Em Londres, os caminhos para combater o tráfico de fauna estão postos

O governo britânico realizou nos dias 12 e 13 de fevereiro, na Sociedade Zoológica de Londres, em um encontro com representantes de cerca de 40 países sobre como combater o comércio ilegal de animais selvagens. Autoridades ambientalistas, ONGs e especialistas dos Estados Unidos, China e de diversos países europeus e africanos estiveram presentes. A matança desenfreada de elefantes (pelo marfim), rinocerontes (pelo chifre) e tigres (pela pele e ossos) chamou a atenção dos governantes das nações mais desenvolvidas do mundo por dois motivos: a conservação da biodiversidade e, principalmente, o dinheiro envolvido no tráfico de fauna está financiando grupos terroristas que atacam essas nações ocidentais e guerras civis em nações africanas.

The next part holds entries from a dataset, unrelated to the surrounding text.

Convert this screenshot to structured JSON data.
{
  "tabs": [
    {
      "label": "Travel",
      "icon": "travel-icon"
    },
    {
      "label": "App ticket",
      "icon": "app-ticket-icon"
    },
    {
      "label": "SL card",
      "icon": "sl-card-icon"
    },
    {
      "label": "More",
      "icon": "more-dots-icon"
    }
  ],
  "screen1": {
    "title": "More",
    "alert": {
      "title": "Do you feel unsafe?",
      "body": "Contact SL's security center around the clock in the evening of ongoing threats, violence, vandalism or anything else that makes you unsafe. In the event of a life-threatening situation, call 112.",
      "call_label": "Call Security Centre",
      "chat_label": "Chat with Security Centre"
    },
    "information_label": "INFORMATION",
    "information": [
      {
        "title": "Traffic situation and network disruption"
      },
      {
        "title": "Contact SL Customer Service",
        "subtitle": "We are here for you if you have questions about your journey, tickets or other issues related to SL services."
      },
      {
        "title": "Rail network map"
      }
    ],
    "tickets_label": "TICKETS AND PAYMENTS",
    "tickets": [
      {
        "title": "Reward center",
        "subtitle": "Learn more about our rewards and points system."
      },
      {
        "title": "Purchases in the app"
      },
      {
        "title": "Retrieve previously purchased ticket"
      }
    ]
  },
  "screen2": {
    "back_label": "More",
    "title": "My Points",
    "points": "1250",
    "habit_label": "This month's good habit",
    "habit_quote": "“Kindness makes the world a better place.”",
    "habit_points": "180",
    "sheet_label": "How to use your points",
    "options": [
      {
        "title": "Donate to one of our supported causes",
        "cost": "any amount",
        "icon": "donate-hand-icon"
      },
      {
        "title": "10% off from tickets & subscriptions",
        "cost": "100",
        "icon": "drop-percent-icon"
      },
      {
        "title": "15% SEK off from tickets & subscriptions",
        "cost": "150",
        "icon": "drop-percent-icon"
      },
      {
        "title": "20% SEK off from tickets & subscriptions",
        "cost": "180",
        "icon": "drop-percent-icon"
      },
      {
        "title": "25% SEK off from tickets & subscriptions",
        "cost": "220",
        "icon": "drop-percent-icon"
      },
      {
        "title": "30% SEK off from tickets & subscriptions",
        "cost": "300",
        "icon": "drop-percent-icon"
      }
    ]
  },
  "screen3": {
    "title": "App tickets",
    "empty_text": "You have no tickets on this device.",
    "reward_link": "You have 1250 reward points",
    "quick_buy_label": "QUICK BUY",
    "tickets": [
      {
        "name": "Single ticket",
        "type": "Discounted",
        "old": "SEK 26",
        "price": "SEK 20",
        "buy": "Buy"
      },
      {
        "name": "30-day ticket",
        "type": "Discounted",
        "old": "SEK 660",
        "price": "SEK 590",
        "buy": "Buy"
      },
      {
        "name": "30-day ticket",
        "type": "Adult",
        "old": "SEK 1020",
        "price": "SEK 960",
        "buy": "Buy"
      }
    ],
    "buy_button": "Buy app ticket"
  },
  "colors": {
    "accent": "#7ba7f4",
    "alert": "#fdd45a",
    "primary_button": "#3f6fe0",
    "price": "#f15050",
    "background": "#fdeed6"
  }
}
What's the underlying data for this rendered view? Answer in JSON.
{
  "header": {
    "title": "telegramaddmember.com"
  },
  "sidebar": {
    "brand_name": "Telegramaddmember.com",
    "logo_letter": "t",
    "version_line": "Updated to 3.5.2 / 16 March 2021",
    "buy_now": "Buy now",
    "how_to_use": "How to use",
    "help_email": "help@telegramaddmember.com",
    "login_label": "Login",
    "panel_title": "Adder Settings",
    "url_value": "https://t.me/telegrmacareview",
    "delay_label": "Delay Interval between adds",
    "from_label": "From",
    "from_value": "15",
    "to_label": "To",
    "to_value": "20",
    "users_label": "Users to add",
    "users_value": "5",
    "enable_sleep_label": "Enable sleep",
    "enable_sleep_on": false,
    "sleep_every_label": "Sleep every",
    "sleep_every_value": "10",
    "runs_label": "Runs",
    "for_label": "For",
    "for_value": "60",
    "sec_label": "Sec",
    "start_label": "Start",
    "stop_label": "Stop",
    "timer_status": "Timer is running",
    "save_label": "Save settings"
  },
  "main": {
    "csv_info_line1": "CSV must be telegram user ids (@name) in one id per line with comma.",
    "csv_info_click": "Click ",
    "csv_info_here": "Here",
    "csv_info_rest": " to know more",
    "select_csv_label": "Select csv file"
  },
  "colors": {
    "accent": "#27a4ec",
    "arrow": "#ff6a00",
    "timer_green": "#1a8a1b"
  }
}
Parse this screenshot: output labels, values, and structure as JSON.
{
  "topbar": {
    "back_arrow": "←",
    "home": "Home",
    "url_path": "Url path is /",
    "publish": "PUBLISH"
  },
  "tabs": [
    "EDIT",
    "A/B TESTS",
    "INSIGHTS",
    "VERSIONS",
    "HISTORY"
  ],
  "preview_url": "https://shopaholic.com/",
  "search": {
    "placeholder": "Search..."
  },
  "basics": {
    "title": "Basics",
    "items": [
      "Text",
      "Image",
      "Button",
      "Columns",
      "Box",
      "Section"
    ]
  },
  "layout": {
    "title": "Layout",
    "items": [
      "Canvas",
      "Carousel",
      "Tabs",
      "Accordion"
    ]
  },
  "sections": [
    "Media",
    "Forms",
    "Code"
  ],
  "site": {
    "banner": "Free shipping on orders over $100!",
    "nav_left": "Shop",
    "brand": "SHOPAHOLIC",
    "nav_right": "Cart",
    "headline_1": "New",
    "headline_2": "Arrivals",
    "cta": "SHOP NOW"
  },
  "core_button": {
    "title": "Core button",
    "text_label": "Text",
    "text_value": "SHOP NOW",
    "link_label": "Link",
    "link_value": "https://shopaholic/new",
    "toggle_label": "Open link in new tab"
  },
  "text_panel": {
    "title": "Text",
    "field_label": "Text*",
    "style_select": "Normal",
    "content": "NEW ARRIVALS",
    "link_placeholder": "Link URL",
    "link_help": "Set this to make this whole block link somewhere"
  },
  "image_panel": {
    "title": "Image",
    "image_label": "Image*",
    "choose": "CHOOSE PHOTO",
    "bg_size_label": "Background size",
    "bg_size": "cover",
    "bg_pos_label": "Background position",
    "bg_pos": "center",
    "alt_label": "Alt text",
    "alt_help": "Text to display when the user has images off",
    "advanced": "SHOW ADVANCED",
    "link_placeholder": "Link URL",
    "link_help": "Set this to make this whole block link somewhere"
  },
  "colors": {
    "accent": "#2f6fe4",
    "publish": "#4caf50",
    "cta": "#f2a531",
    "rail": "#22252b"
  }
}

Elefante com a cabeça destroçada para a retirada do marfim
Foto: Martin Harvey/WWF

Outro aspecto que também chama a atenção no mercado negro de silvestres é o envolvimento de quadrilhas que antes atuavam no tráfico de drogas, armas e seres humanos.

“Segundo Stewart (Davyth Stewart, oficial da Interpol), muitos criminosos veem esse setor como sendo de poucos riscos e altos lucros.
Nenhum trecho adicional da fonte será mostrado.